I arrive five minutes early to FORMah gallery in the lower east side and as I slip out of the cab and onto the street, I can spot a crowd through the row of brightly lit glass windows. Everyone has arrived before me. And, for a moment I get to do something I usually can’t: observe my friends when they have no idea they are being observed.

They are smiling, talking to each other in quiet clusters, and fluttering about. One friend matches a painting, which I’m sure is unintentional but also isn’t surprising. She seems to make every room her home. Another is quietly keeping to herself. She’s new to the events, knows no one and is there before I can make an introduction. I push through the door and enter. Immediately they turn, we hug, and I start to connect people with each other. From there we collectively connect with the art.
FORMah has a mission: to show the works of emerging and mid-career female and female-identifying artists. And the current exhibit on display is a group show, called Lateral Expansion, featuring women who grapple with identities. The show description shares that the work “speculates on the multiplicity of identities that women inhabit through multidisciplinary approaches, sublime explorations of representation and gesture and visceral approaches to surface texture. From painting to fiber art and sculptural collages, these artists embrace the ideologies of lateral expansion: taking up space and claiming power through a lateral expansion both metaphorically and literally in artworks on view.”

The works are varied: from a tropical abstraction to needlepoint inspired by 90s video games to depictions of female gods.
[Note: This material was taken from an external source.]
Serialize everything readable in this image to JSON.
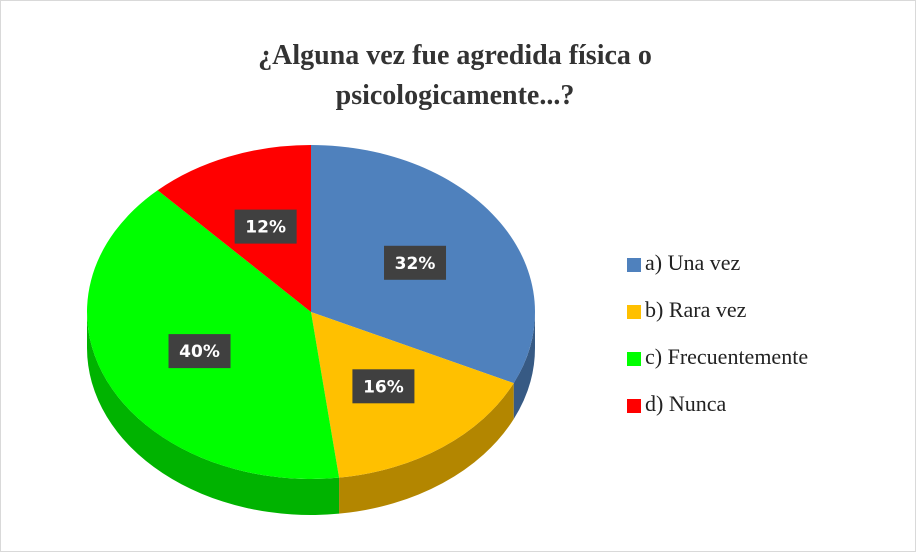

But standing in contrast from one side of the room to the other are two works by Jeanne Cohen that get the most attention. One is a moonlit forest featuring a skeleton and the other is a large abstract work that has a strong floral motif.
“Where would you hang that?” Asks Rachel, one of the attendees. “This work is so dark and scary. I have children. I don’t know what to do with it.”
Maryana, the gallerist and owner of FORMah, listens attentively. She looks like a gallerist in her slim jeans, pale pink blazer, and erect posture – a gallerist, though, who must have once been a ballerina.
“There is a feeling in the art world,” she explains. “That beautiful art alone is meaningless. That art should represent not just our good feelings but also our bad ones. That to fill a home with only beautiful art doesn’t represent the totality of our humanity.”
The group murmurs along and it is evident that some people agree and others don’t or haven’t yet formed an opinion.
“How many of you have art in your home that’s disagreeable?” I ask. Of the nine people in attendance, two raise their hands. Interestingly they are also the two oldest people in the room. Both female. “What do you have,” I ask. “And why?”
“I have a lot of Mexican-style saint pieces. Jesus crying and that sort of thing. Some vagina art. And, also a piece that some people really dislike. It shows the insides of a doll.”
“I’ve seen it. It’s creepy. I don’t like it,” said another attendee.
“So why do you have it?” I ask.
“Because I do like it. It means something to me.”
I turn to Amy, the other woman, who has admitted to having complicated art.
“My whole wall is covered in complicated art,” she says. “All kinds of weird things I just like. When people come over they always look at it and are like…’Oh, we never expected this from you.”
“And, how does that make you feel?” I ask.
“Seen, in a way,” she says.

“Vulnerable,” says the first guest. “People either like it or they don’t, but they know something about me.”
I think there is an important lesson in that: when we show only the beautiful things in the world or in ourselves, we risk never being fully seen. Art is sometimes a way to decorate our home but it is also often a way to present a version of ourselves. When we hang pieces that we love that speak to the darker versions of ourselves, we give someone else a chance to show the parts of themselves they may hide away.
It requires vulnerability to be seen but it can also create community.
“When I show people the inside of my home, I show them who I am,” said Amy. The good art and the bad. The good feelings and the bad ones. They are letting themselves
be observed by people they know who are watching. And, how does she feel about that?
“It feels good to know that they can see me.